I collaborate with fewer and fewer people. It’s not by choice of reason, but by erosion that the circle of people with whom I work has shrunk.  As a younger artist I was excited to be part of a group of actors; a company. I was trained to be of this mindset at the Piven Theater Workshop in Evanston, Illinois; self-creating ensemble work in the Marxist tradition. Where Comedy Sports and Second City ends and Dario Fo, the Compass Players, and Del Close begins. However, as I have aged my ability to establish an esprit de corps has diminished. I no longer seek the energy (although I may still need it) of the group. In the grossest sense my ego is no longer tolerant of compromise or rather I no longer hold compromise as a value in and of itself. It is the threat of the lowest common denominator, a phrase I like to use very much, that has pushed me away from compromise as a binding force in creation to a solubilizing agent. So with less collaboration, and thereby less input from other minds, I experience the hardening and reduction of my own creative tendencies. The benefits are veins of monolithic purity. The deficits are clumsy blocks of indulgent puerility.

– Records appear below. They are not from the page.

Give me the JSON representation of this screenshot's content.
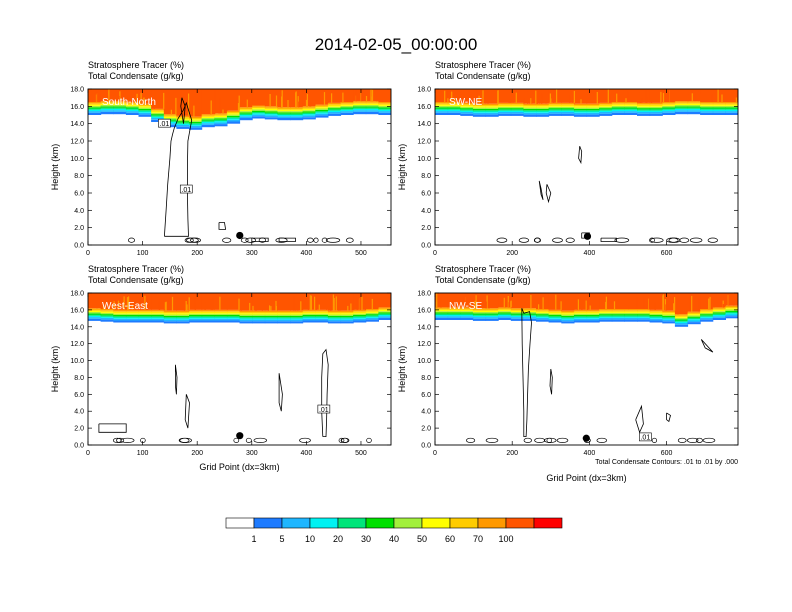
{
  "figure": {
    "title": "2014-02-05_00:00:00",
    "footnote": "Total Condensate Contours: .01 to .01 by .000"
  },
  "chart_data": [
    {
      "type": "heatmap",
      "panel": "South-North",
      "subtitle_1": "Stratosphere Tracer   (%)",
      "subtitle_2": "Total Condensate   (g/kg)",
      "ylabel": "Height (km)",
      "xlabel": "",
      "xlim": [
        0,
        555
      ],
      "ylim": [
        0,
        18
      ],
      "xticks": [
        "0",
        "100",
        "200",
        "300",
        "400",
        "500"
      ],
      "xtick_values": [
        0,
        100,
        200,
        300,
        400,
        500
      ],
      "yticks": [
        "0.0",
        "2.0",
        "4.0",
        "6.0",
        "8.0",
        "10.0",
        "12.0",
        "14.0",
        "16.0",
        "18.0"
      ],
      "tracer_base_km": [
        15.0,
        15.1,
        15.1,
        15.0,
        14.8,
        14.2,
        13.6,
        13.4,
        13.3,
        13.6,
        13.7,
        14.0,
        14.4,
        14.6,
        14.5,
        14.4,
        14.4,
        14.5,
        14.7,
        14.9,
        15.0,
        15.1,
        15.1,
        15.0
      ],
      "contour_label": ".01",
      "contour_label_positions": [
        [
          140,
          14.0
        ],
        [
          180,
          6.4
        ]
      ],
      "marker": {
        "x": 278,
        "y": 1.1
      }
    },
    {
      "type": "heatmap",
      "panel": "SW-NE",
      "subtitle_1": "Stratosphere Tracer   (%)",
      "subtitle_2": "Total Condensate   (g/kg)",
      "ylabel": "Height (km)",
      "xlabel": "",
      "xlim": [
        0,
        785
      ],
      "ylim": [
        0,
        18
      ],
      "xticks": [
        "0",
        "200",
        "400",
        "600"
      ],
      "xtick_values": [
        0,
        200,
        400,
        600
      ],
      "yticks": [
        "0.0",
        "2.0",
        "4.0",
        "6.0",
        "8.0",
        "10.0",
        "12.0",
        "14.0",
        "16.0",
        "18.0"
      ],
      "tracer_base_km": [
        15.0,
        15.0,
        14.9,
        14.8,
        14.8,
        14.9,
        14.9,
        14.8,
        14.8,
        14.9,
        14.9,
        14.8,
        14.8,
        14.9,
        15.0,
        15.0,
        14.9,
        14.9,
        15.0,
        15.1,
        15.1,
        15.0,
        15.0,
        15.0
      ],
      "contour_label": "",
      "contour_label_positions": [],
      "marker": {
        "x": 395,
        "y": 1.0
      }
    },
    {
      "type": "heatmap",
      "panel": "West-East",
      "subtitle_1": "Stratosphere Tracer   (%)",
      "subtitle_2": "Total Condensate   (g/kg)",
      "ylabel": "Height (km)",
      "xlabel": "Grid Point (dx=3km)",
      "xlim": [
        0,
        555
      ],
      "ylim": [
        0,
        18
      ],
      "xticks": [
        "0",
        "100",
        "200",
        "300",
        "400",
        "500"
      ],
      "xtick_values": [
        0,
        100,
        200,
        300,
        400,
        500
      ],
      "yticks": [
        "0.0",
        "2.0",
        "4.0",
        "6.0",
        "8.0",
        "10.0",
        "12.0",
        "14.0",
        "16.0",
        "18.0"
      ],
      "tracer_base_km": [
        14.7,
        14.6,
        14.5,
        14.5,
        14.5,
        14.5,
        14.4,
        14.4,
        14.5,
        14.5,
        14.5,
        14.5,
        14.4,
        14.4,
        14.4,
        14.4,
        14.4,
        14.5,
        14.5,
        14.4,
        14.4,
        14.5,
        14.6,
        14.8
      ],
      "contour_label": ".01",
      "contour_label_positions": [
        [
          432,
          4.2
        ]
      ],
      "marker": {
        "x": 278,
        "y": 1.1
      }
    },
    {
      "type": "heatmap",
      "panel": "NW-SE",
      "subtitle_1": "Stratosphere Tracer   (%)",
      "subtitle_2": "Total Condensate   (g/kg)",
      "ylabel": "Height (km)",
      "xlabel": "Grid Point (dx=3km)",
      "xlim": [
        0,
        785
      ],
      "ylim": [
        0,
        18
      ],
      "xticks": [
        "0",
        "200",
        "400",
        "600"
      ],
      "xtick_values": [
        0,
        200,
        400,
        600
      ],
      "yticks": [
        "0.0",
        "2.0",
        "4.0",
        "6.0",
        "8.0",
        "10.0",
        "12.0",
        "14.0",
        "16.0",
        "18.0"
      ],
      "tracer_base_km": [
        14.8,
        14.8,
        14.8,
        14.7,
        14.7,
        14.8,
        14.7,
        14.7,
        14.6,
        14.5,
        14.4,
        14.5,
        14.5,
        14.6,
        14.6,
        14.6,
        14.6,
        14.5,
        14.4,
        14.0,
        14.3,
        14.6,
        14.8,
        15.0
      ],
      "contour_label": ".01",
      "contour_label_positions": [
        [
          545,
          0.9
        ]
      ],
      "marker": {
        "x": 392,
        "y": 0.8
      }
    }
  ],
  "colorbar": {
    "labels": [
      "1",
      "5",
      "10",
      "20",
      "30",
      "40",
      "50",
      "60",
      "70",
      "100"
    ],
    "colors": [
      "#ffffff",
      "#1e7bff",
      "#1fb6ff",
      "#00f2f2",
      "#00e57a",
      "#00e000",
      "#a2f03c",
      "#ffff00",
      "#ffcc00",
      "#ff9900",
      "#ff5500",
      "#ff0000"
    ]
  }
}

As Fred C. Dobbs continued to call out his own name in defiance against all comers, I couldn't help but identify with him. All The Treasure of the Sierra Madre and all of the Acclaim of the LA Weekly aligned for me. I talk to myself whereas before I was more apt to seek a conversation. The echo chamber is dangerous and ultimately stultifying. I see myself donning my laurels occasionally in conversation. I'm not a braggart, but I see myself noting which ideas were mine.  In order to mine the gold and bring it back, like it or not you need partners to carry it through. So hold on tight to your ideas. Know their power. But if you cling too tight over the group you'll be chopped up with a machete for your boots and your precious ideas will be blown away by the Santa Ana winds bringing a good belly laugh because it’s all so damn absurd and hey, a fruit farm with a good-looking woman ain't so bad. Great pick.